• Australia’s ABC News shot to the top of the App Store charts following Facebook’s news ban

    Image: ABC News

    The Australian Broadcast Company’s ABC News app shot to the top of Apple’s App Store charts in Australia over the course of the last few days, not long after Facebook banned Australian news sources on its platform. As Financial Times’ Uma Patel suggests in a tweet thread, that’s possibly because ABC capitalized on Facebook’s news ban with an ad sending users to its app.

    ABC News currently sits at No. 2 in the App Store’s overall app rankings in Australia, according to the analytics firm App Annie, and No. 1 in the news app charts. When Patel noticed the change, the app was also briefly No. 1 overall, ahead of Instagram, Facebook Messenger, and the Facebook app itself.
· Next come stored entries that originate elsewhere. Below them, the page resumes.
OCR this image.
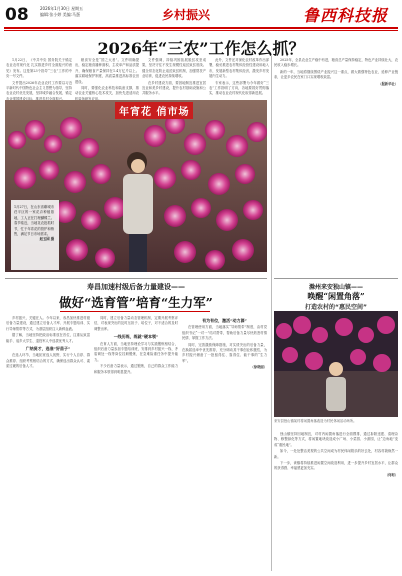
08	2026年1月30日 星期五
编辑:张小婷 美编:马蛋	乡村振兴	鲁西科技报
2026年“三农”工作怎么抓？

1月22日，《中共中央 国务院关于锚定农业农村现代化 扎实推进乡村全面振兴的意见》发布。这是第23个指导“三农”工作的中央一号文件。

文件提出2026年农业农村工作要以习近平新时代中国特色社会主义思想为指导，坚持农业农村优先发展，坚持城乡融合发展，锚定农业强国建设目标，推进乡村全面振兴。

粮食安全是“国之大者”。文件明确提出，稳定粮食播种面积，主攻单产和品质提升，确保粮食产量保持在1.4万亿斤以上。落实耕地保护制度，高质量推进高标准农田建设。

同时，要强化农业科技和装备支撑，推动农业关键核心技术攻关，加快先进适用农机装备研发应用。

文件强调，持续巩固拓展脱贫攻坚成果，坚决守住不发生规模性返贫致贫底线。健全常态化防止返贫致贫机制，加强帮扶产业培育，促进农民持续增收。

在乡村建设方面，要因地制宜推进宜居宜业和美乡村建设，提升农村基础设施和公共服务水平。

此外，文件还对深化农村改革作出部署，稳妥推进农村集体经营性建设用地入市，发展新型农村集体经济，激发乡村发展内生动力。

专家表示，这些部署为今年做好“三农”工作指明了方向，各地要抓好贯彻落实，推动农业农村现代化取得新进展。

2025年，全县农业生产稳中有进，粮食总产量保持稳定，特色产业持续壮大，农民收入稳步增长。

新的一年，当地将继续围绕产业振兴这一重点，做大做强特色农业，延伸产业链条，让更多农民在家门口实现增收致富。

（据新华社）

年宵花 俏市场
1月27日，在山东省聊城市茌平区的一家花卉种植基地，工人正在打理蝴蝶兰。春节临近，当地花农抢抓时节，忙于年宵花的管护和销售，满足节日市场需求。
赵玉国 摄
寿昌加速村级后备力量建设——
做好“选育管”培育“生力军”

乡村振兴，关键在人。今年以来，寿昌加快推进村级后备力量建设，通过建立后备人才库、开展专题培训、实行导师帮带等方式，为基层组织注入新鲜血液。

据了解，当地坚持把政治标准放在首位，注重从致富能手、返乡大学生、退役军人中选拔优秀人才。

广纳贤才，选准“好苗子”

在选人环节，当地拓宽选人视野，实行个人自荐、群众推荐、组织考察相结合的方式，确保选出群众认可、素质过硬的后备人才。

同时，建立后备力量动态管理机制，定期开展考察评估，对表现突出的及时压担子、给位子，对不适合的及时调整出库。

一线历练，练就“硬本领”

在育人方面，当地坚持理论学习与实践锻炼相结合，组织后备力量参加专题培训班，安排到乡村振兴一线、矛盾调处一线等岗位挂职锻炼，在急难险重任务中提升能力。

不少后备力量表示，通过锻炼，自己的群众工作能力和服务本领得到明显提升。

有为有位，激活“动力源”

在管理使用方面，当地落实“导师帮带”制度，由村党组织书记“一对一”结对帮带，帮助后备力量尽快熟悉村情民情、掌握工作方法。

同时，完善激励保障措施，对实绩突出的后备力量，在换届选举中优先推荐，充分调动其干事创业积极性，为乡村振兴储备了一批留得住、靠得住、能干事的“生力军”。

（徐晓丽）

滁州来安独山镇——
唤醒“闲置角落”
打造农村的“惠民空间”
来安县独山镇某村将闲置角落改造为村民休闲活动场所。

独山镇坚持因地制宜，对村内闲置角落进行全面摸排，通过拆除违建、清理杂物、修整绿化等方式，将闲置地块改造成小广场、小菜园、小游园，让“边角地”变成“惠民地”。

如今，一处处整洁美观的公共空间成为村民休闲娱乐的好去处，村容村貌焕然一新。

下一步，该镇将持续推进闲置空间改造利用，进一步提升乡村宜居水平，让群众的获得感、幸福感更加充实。

（何柯）
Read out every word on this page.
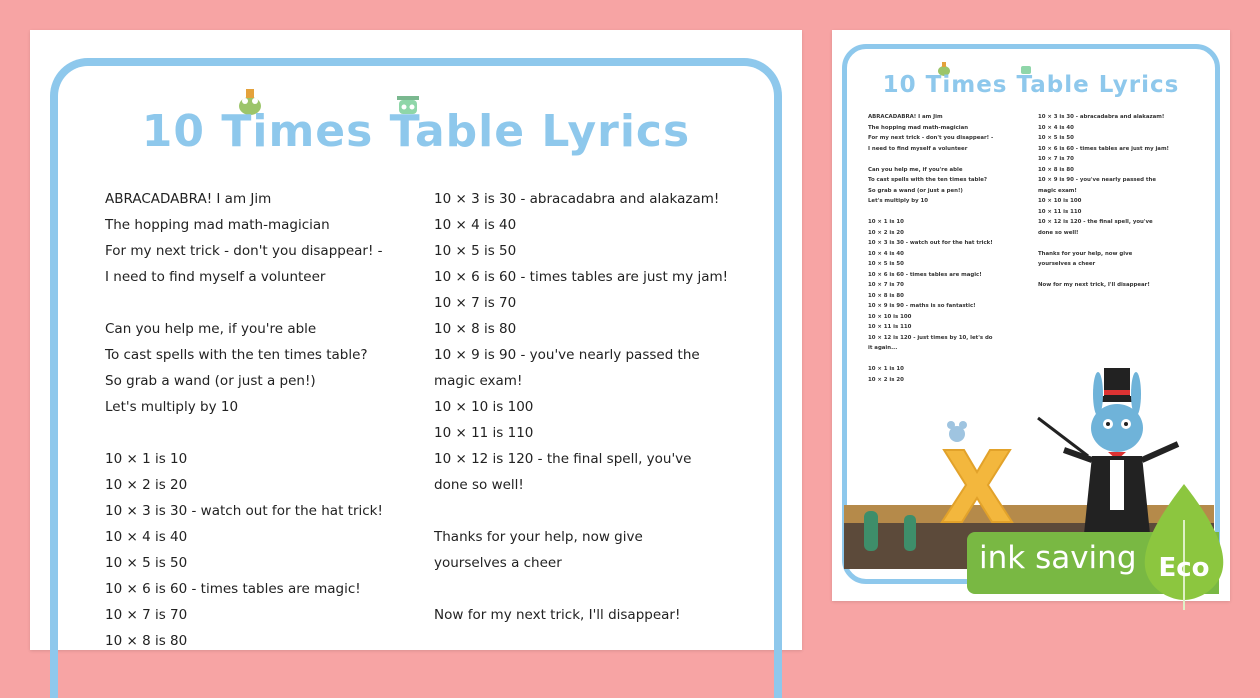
10 Times Table Lyrics
ABRACADABRA! I am Jim
The hopping mad math-magician
For my next trick - don't you disappear! -
I need to find myself a volunteer
Can you help me, if you're able
To cast spells with the ten times table?
So grab a wand (or just a pen!)
Let's multiply by 10
10 × 1 is 10
10 × 2 is 20
10 × 3 is 30 - watch out for the hat trick!
10 × 4 is 40
10 × 5 is 50
10 × 6 is 60 - times tables are magic!
10 × 7 is 70
10 × 8 is 80
10 × 3 is 30 - abracadabra and alakazam!
10 × 4 is 40
10 × 5 is 50
10 × 6 is 60 - times tables are just my jam!
10 × 7 is 70
10 × 8 is 80
10 × 9 is 90 - you've nearly passed the
magic exam!
10 × 10 is 100
10 × 11 is 110
10 × 12 is 120 - the final spell, you've
done so well!
Thanks for your help, now give
yourselves a cheer
Now for my next trick, I'll disappear!
10 Times Table Lyrics
ABRACADABRA! I am Jim
The hopping mad math-magician
For my next trick - don't you disappear! -
I need to find myself a volunteer
Can you help me, if you're able
To cast spells with the ten times table?
So grab a wand (or just a pen!)
Let's multiply by 10
10 × 1 is 10
10 × 2 is 20
10 × 3 is 30 - watch out for the hat trick!
10 × 4 is 40
10 × 5 is 50
10 × 6 is 60 - times tables are magic!
10 × 7 is 70
10 × 8 is 80
10 × 9 is 90 - maths is so fantastic!
10 × 10 is 100
10 × 11 is 110
10 × 12 is 120 - just times by 10, let's do
it again...
10 × 1 is 10
10 × 2 is 20
10 × 3 is 30 - abracadabra and alakazam!
10 × 4 is 40
10 × 5 is 50
10 × 6 is 60 - times tables are just my jam!
10 × 7 is 70
10 × 8 is 80
10 × 9 is 90 - you've nearly passed the
magic exam!
10 × 10 is 100
10 × 11 is 110
10 × 12 is 120 - the final spell, you've
done so well!
Thanks for your help, now give
yourselves a cheer
Now for my next trick, I'll disappear!
ink saving Eco
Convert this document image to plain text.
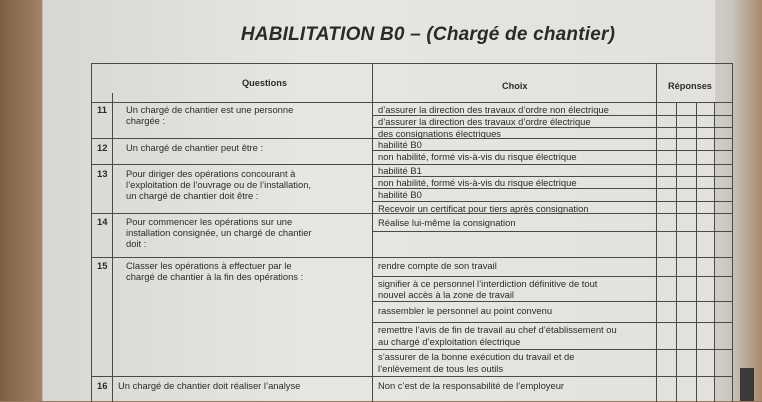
HABILITATION B0 – (Chargé de chantier)
Questions	Choix	Réponses
11
12
13
14
15
16
Un chargé de chantier est une personne
chargée :
Un chargé de chantier peut être :
Pour diriger des opérations concourant à
l’exploitation de l’ouvrage ou de l’installation,
un chargé de chantier doit être :
Pour commencer les opérations sur une
installation consignée, un chargé de chantier
doit :
Classer les opérations à effectuer par le
chargé de chantier à la fin des opérations :
Un chargé de chantier doit réaliser l’analyse
d’assurer la direction des travaux d’ordre non électrique
d’assurer la direction des travaux d’ordre électrique
des consignations électriques
habilité B0
non habilité, formé vis-à-vis du risque électrique
habilité B1
non habilité, formé vis-à-vis du risque électrique
habilité B0
Recevoir un certificat pour tiers après consignation
Réalise lui-même la consignation
rendre compte de son travail
signifier à ce personnel l’interdiction définitive de tout
nouvel accès à la zone de travail
rassembler le personnel au point convenu
remettre l’avis de fin de travail au chef d’établissement ou
au chargé d’exploitation électrique
s’assurer de la bonne exécution du travail et de
l’enlèvement de tous les outils
Non c’est de la responsabilité de l’employeur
    ABC has used facebook’s ban to prompt visitors to download its app.. it became the most downloaded app in Australia…. although the next four are all owned by Facebook and the 6th is a company fb tried to buy pic.twitter.com/jGxeXYxv6x
    — Uma Patel (@umabp) February 19, 2021

    Facebook’s ban was in response to an expansive Australian regulatory measure that will force tech platforms to pay Australian media companies for the content users share (and that platforms earn ad revenue from). Facebook took issue with the change and prohibited Australian news and media organizations from sharing news posts, and Australian users from seeing news from international sources as well. The ban also seemed to accidentally wipe out the posts from government pages and some other sites.

    Image: ABC News
    ABC News’ banner ad.

    Facebook’s ban dramatically shrunk the audience for some Australian news outlets, sending traffic down 93 percent the day after the ban was put in place, according to NiemanLab. But ABC News responded by adding a banner to its home page. “Missing our news on Facebook? — Get the latest news and live notifications with the ABC News app,” it reads. Since then, the app has risen from the high 400s to its current spot at No. 2.

    Whatever the reason, readers heading directly to news sources over the social media sites that cannibalize them seems like a positive, and other news organizations could potentially take advantage of the ban in similar ways. It’s an unintended effect of Facebook’s hardline approach compared to its competitor Google, which struck a partnership deal with three of Australia’s largest media companies — Seven West Media, Nine Entertainment, and NewsCorp — for its News Showcase.